Полез, вынул нож, дал. Цезарь кивнул и вниз скрылся.
Тоже вот и нож — заработок. За храненье его — ведь карцер. Это лишь у кого вовсе человеческой совести нет, тот может так: дай нам, мол, ножичек, мы будем колбасу резать, а тебе хрен в рот.
Теперь Цезарь опять Шухову задолжал.
С хлебом и с ножами разобравшись, следующим делом вытащил Шухов кисет.
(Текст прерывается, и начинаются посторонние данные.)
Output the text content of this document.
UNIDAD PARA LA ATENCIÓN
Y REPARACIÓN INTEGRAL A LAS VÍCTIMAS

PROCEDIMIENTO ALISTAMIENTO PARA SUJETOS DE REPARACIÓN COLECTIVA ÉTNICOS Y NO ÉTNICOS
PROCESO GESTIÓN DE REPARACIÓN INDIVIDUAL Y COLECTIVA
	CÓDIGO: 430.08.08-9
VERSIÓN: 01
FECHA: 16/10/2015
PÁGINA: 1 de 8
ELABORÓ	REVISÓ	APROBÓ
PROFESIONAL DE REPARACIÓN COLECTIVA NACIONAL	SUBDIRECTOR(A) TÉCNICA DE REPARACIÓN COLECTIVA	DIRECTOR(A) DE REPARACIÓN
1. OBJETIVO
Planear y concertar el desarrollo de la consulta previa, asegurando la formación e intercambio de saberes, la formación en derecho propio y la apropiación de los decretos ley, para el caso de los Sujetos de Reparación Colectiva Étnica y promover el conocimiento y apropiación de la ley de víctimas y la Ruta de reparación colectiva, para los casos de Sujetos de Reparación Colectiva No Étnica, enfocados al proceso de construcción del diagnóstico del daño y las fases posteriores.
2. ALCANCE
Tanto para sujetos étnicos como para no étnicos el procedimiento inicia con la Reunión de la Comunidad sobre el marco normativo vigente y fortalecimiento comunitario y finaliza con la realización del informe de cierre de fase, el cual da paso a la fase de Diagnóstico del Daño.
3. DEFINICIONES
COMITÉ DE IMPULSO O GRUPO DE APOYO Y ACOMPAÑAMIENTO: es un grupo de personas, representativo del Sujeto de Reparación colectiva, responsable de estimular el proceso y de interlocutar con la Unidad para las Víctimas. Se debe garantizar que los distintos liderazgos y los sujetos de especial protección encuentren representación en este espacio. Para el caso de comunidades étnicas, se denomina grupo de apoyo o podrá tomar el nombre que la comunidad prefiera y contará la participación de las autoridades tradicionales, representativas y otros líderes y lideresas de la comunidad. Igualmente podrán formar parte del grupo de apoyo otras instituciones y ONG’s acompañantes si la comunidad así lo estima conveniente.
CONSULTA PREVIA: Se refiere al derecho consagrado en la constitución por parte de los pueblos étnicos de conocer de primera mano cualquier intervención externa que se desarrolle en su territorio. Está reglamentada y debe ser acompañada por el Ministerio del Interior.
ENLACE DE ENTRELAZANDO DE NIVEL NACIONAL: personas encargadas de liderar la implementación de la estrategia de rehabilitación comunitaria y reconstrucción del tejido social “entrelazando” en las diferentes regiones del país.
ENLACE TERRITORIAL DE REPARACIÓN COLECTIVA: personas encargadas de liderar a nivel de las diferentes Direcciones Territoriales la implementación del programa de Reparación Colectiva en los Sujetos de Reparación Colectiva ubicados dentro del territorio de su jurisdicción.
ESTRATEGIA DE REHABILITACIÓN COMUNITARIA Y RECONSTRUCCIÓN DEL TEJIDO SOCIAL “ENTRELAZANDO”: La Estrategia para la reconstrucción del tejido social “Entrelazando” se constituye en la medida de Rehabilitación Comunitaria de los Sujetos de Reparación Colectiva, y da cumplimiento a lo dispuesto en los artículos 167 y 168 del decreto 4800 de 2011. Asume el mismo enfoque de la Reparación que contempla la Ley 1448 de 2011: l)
Сейчас же он взял оттуда щепоть, ровную с той, что занимал, и через проход протянул эстонцу: спасибо, мол.
Эстонец губы растянул, как бы улыбнулся, соседу-брату что-то буркнул, и завернули они эту щепоть отдельно в цигарку — попробовать, значит, что за шуховский табачок.
Да не хуже вашего, пробуйте на здоровье! Шухов бы и сам попробовал, но какими-то часами там, в нутре своём, чует, что осталось до проверки чуть-чуть. Сейчас самое время такое, что надзиратели шастают по баракам. Чтобы курить, сейчас надо в коридор выходить, а Шухову наверху у себя на кровати как будто теплей. В бараке ничуть не тепло, и та же обметь снежная по потолку. Ночью продрогнешь, но пока сносно кажется.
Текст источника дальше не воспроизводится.